7) Step 7 — Scenario Analysis & Stress Testing
Translate narrative assumptions into scenarios:
- Base: revenue CAGR = X%, margin expands to Y% in 3 years.
- Bull: higher adoption + margin upside.
- Bear: demand slump, margin compression.
Run sensitivity tables: vary revenue and margin and compute implied valuation ranges. For more rigor, use Monte Carlo sampling (simulate distribution of outcomes) if you have the capacity.
8) Step 8 — Backtest & Validate
Before trusting outputs:
- Backtest your signals (e.g., EPS surprise vs subsequent 30-day returns).
- Run out-of-sample tests (train on data through year T, test on T+1).
- Compare AI-extracted numbers with a trusted source (FactSet, Bloomberg, company filings) to validate accuracy.
Flag systematic errors (e.g., consistently misreading footnote accounting).
9) Step 9 — Monitor, Governance & Drift Detection
Models and sources change:
- Schedule periodic re-extraction (weekly / monthly).
- Track model performance metrics: accuracy of ratios, prediction error, number of hallucinations.
- Log each AI output with timestamp, prompt, and model version for audits.
If results start drifting, retrain workflows and re-verify data sources.
Prompt Bank — Practical Examples You Can Copy
- Summarize earnings call (short):
Summarize the Q2 earnings call for [Company] in 5 bullets: revenue drivers, margin commentary, guidance, key risks, management tone.
- Extract red flags:
From this 10-Q text, list any accounting red flags or one-time items in bullet form (e.g., revenue recognition changes, large write-downs).
- Peer comparison table:
Compare [Company A] vs [Company B], [Company C] across revenue CAGR (3yr), EPS CAGR, EV/EBITDA, and FCF yield.
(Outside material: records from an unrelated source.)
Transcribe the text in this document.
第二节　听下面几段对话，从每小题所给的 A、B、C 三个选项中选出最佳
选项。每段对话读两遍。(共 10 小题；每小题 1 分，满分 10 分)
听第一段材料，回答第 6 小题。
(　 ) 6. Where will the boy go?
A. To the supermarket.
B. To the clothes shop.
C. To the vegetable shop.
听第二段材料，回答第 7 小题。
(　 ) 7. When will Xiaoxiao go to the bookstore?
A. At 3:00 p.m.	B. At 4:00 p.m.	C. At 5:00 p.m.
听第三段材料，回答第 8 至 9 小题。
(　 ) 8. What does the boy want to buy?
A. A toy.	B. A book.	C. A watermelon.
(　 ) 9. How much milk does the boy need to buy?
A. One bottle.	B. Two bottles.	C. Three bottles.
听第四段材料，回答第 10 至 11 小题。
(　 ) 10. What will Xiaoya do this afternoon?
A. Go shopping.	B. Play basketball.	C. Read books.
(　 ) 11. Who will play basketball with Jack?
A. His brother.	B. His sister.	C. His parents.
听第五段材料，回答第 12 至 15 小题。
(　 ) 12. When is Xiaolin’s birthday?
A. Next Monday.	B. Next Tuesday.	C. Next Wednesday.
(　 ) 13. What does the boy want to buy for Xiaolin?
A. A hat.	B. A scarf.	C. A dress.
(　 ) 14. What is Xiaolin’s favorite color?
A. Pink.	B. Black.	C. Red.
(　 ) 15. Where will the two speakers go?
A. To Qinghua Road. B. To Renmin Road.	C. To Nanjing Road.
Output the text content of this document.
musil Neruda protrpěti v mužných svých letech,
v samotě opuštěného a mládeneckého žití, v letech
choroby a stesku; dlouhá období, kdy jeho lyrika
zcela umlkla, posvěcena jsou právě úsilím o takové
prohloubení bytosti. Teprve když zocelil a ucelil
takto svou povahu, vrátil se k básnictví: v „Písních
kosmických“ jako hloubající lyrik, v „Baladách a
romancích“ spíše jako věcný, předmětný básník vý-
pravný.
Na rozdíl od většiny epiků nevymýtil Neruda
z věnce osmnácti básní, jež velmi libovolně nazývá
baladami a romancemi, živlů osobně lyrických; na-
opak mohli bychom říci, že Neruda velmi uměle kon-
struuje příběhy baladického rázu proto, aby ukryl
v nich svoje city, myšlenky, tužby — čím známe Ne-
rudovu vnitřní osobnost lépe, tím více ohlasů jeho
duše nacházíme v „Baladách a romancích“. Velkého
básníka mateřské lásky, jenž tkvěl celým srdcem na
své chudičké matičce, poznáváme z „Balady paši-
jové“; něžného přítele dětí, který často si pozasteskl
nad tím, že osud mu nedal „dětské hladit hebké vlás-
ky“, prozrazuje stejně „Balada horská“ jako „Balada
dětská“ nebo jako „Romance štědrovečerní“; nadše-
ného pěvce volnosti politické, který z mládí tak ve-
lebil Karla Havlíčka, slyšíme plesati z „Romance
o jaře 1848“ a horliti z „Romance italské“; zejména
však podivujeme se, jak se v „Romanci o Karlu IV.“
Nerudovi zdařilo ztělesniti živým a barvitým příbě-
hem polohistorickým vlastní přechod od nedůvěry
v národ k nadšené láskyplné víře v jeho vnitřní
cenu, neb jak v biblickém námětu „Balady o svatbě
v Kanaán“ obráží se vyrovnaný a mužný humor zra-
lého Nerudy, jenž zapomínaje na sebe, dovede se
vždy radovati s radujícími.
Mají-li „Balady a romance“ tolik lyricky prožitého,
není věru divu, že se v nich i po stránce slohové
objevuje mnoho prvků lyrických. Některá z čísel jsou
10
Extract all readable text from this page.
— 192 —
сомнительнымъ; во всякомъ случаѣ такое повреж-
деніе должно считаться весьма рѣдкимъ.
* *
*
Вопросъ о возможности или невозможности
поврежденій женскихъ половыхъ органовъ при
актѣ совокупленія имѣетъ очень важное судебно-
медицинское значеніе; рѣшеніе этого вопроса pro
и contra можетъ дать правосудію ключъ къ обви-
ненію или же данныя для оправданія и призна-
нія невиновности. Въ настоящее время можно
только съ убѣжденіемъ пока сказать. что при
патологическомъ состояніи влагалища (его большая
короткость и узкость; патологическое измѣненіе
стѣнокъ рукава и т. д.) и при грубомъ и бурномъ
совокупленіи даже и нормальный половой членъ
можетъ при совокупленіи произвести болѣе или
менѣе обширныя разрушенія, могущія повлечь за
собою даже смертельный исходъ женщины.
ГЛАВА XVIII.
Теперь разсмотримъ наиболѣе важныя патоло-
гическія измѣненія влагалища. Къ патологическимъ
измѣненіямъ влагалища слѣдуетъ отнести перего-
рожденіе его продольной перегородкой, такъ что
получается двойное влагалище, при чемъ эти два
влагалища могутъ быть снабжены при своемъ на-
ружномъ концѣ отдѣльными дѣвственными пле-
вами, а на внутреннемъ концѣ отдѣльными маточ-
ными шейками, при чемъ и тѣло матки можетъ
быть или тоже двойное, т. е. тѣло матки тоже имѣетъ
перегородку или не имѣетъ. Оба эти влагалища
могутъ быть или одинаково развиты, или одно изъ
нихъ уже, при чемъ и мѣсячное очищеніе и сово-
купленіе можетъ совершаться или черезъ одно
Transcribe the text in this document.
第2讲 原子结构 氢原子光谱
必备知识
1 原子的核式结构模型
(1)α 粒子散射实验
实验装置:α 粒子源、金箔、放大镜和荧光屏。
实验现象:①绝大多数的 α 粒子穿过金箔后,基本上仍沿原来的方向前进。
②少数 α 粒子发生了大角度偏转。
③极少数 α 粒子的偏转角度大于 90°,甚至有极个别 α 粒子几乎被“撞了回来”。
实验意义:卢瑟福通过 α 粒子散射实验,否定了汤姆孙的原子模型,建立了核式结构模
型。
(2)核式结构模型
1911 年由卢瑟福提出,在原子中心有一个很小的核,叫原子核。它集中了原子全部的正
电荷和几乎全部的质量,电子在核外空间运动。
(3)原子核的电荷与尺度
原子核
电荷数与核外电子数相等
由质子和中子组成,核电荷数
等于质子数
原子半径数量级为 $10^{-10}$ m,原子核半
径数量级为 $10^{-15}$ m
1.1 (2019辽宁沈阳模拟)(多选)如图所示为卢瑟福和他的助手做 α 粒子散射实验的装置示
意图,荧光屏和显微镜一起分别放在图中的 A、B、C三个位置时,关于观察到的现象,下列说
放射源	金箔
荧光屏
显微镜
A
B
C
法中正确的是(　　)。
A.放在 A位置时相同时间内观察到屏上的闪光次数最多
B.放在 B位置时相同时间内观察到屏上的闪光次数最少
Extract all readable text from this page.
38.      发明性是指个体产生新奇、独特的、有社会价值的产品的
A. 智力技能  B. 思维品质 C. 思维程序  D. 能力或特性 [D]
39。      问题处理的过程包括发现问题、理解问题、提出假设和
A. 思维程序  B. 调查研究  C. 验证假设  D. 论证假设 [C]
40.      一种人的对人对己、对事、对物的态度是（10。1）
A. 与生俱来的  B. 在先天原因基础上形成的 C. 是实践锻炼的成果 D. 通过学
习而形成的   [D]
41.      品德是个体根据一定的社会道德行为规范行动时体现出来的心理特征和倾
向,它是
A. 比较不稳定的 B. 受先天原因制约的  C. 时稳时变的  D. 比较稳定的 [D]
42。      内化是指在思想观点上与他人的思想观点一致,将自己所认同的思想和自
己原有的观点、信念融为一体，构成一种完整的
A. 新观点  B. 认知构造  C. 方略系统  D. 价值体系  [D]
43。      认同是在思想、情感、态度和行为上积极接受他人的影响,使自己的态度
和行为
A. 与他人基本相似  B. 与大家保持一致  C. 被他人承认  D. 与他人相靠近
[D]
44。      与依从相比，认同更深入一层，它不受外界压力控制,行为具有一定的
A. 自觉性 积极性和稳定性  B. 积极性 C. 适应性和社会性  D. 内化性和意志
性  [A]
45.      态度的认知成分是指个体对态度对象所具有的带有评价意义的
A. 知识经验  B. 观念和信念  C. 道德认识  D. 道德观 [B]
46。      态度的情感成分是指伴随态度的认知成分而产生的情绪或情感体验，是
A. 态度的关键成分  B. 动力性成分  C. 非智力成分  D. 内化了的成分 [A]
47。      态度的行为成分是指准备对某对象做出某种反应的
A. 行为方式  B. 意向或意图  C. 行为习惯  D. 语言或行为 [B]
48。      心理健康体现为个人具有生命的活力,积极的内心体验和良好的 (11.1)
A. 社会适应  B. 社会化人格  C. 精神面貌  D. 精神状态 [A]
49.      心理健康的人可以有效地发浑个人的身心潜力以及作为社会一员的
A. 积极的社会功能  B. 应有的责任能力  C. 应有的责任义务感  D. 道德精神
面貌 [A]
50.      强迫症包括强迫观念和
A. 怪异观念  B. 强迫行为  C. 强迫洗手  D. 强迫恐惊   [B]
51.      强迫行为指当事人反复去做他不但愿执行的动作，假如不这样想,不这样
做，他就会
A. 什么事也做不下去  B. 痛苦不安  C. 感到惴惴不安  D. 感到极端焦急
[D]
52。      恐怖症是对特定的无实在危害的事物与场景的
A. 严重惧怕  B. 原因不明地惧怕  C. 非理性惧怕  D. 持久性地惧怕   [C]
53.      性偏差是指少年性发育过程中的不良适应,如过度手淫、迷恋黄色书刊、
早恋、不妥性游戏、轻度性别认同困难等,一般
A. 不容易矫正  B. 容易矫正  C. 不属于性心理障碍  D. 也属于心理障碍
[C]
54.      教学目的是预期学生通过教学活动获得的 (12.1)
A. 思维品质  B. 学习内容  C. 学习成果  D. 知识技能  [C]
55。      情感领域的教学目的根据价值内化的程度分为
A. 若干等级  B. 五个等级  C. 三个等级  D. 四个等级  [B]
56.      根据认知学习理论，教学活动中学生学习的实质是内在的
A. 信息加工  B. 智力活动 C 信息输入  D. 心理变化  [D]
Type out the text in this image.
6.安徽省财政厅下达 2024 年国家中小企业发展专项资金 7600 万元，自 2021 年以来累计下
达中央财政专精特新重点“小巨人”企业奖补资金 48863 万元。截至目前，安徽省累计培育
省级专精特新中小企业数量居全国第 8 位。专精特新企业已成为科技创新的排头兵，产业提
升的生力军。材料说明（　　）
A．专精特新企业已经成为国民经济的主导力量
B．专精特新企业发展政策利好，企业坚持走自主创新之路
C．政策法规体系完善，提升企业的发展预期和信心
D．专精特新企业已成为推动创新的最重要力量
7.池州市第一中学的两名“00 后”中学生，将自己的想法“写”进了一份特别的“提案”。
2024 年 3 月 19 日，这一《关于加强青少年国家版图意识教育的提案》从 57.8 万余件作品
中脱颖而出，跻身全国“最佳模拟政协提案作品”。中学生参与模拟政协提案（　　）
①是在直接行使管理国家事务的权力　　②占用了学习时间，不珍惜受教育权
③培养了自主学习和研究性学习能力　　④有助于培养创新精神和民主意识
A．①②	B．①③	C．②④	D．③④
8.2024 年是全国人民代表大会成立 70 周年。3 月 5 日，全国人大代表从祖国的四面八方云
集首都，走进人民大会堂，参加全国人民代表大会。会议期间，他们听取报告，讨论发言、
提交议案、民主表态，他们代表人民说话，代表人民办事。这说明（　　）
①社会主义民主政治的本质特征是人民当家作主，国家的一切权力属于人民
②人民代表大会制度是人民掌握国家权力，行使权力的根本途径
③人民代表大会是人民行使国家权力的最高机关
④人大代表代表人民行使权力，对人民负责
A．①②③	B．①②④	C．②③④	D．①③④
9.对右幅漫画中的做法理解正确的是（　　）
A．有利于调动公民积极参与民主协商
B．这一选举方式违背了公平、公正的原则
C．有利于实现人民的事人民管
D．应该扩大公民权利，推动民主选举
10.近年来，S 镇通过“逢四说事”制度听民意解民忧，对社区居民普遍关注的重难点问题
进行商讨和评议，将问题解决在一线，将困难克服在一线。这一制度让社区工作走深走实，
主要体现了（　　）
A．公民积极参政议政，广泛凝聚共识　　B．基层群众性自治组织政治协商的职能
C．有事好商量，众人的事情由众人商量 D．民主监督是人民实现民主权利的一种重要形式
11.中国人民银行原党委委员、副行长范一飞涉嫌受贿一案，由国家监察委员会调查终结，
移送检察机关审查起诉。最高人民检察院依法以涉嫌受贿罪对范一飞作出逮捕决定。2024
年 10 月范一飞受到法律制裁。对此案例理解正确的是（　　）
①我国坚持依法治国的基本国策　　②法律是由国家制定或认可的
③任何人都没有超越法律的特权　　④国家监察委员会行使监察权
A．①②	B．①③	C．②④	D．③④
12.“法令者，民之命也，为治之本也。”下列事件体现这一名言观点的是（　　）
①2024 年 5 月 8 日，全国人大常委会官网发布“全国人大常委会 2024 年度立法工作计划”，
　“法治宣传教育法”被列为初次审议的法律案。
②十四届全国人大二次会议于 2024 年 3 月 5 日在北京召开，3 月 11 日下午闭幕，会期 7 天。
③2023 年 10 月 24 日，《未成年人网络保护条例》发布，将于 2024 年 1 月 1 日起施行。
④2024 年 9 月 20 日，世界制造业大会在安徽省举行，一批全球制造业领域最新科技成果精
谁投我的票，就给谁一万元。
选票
Return as CSV.
- Valuation assumptions checklist:
Generate a checklist of 8 assumptions to justify a 12-month target price for [Company].
Common Pitfalls & How to Avoid Them
- Hallucinations: Always ask the model to cite source text and return offsets or exact quotes.
- Garbage In → Garbage Out: Clean, reliable inputs are non-negotiable.
- Overfitting to Past Events: Use out-of-sample validation and scenario analysis.
- Ignoring Footnotes: Train the workflow to extract footnote data (leases, non-recurring items).
- Blind Automation: Keep a human in the loop for final judgement and trade execution.
Compliance & Ethics
- Ensure you don’t process material non-public information (insider data).
- Retain logs for auditability (prompts, outputs, timestamps).
- Respect data licenses for paid sources.
- Avoid giving the LLM prompts that reconstruct or infer private personal data.
Suggested Tech Stack (lightweight)
- LLMs / AI: ChatGPT (via API), FinChat, custom LLMs for enterprise.
- Data & Docs: EDGAR, Alpha Vantage, Yahoo Finance, Sentieo, AlphaSense.
- Processing: Google Sheets / Excel for small scale; Python (pandas) for automation.
- Visualization: Koyfin, TradingView, Matplotlib / Plotly.
- Workflow: Notion or Airtable + Git (for versioning prompts).
Example Mini-Workflow (30–60 minutes for one company)
- Download last 5 years of statements (CSV).
- Run LLM prompt to extract management commentary and red flags (5–10 min).
- Parse JSON output into Excel/pandas; compute ratios (5–10 min).
- Generate 3 scenario valuations (10–15 min).
- Produce 1-page investment summary with thesis and red flags (5–10 min).
Result: reproducible research you can attach to a trade idea.
Key Takeaways
- Use AI to accelerate reading and structure outputs — not to replace judgment.
- Always request machine-readable outputs (JSON/CSV) for reproducibility.
- Validate: cross-check numbers, backtest signals, and log everything for audits.
- Combine quantitative ratios + qualitative management commentary to form a balanced thesis.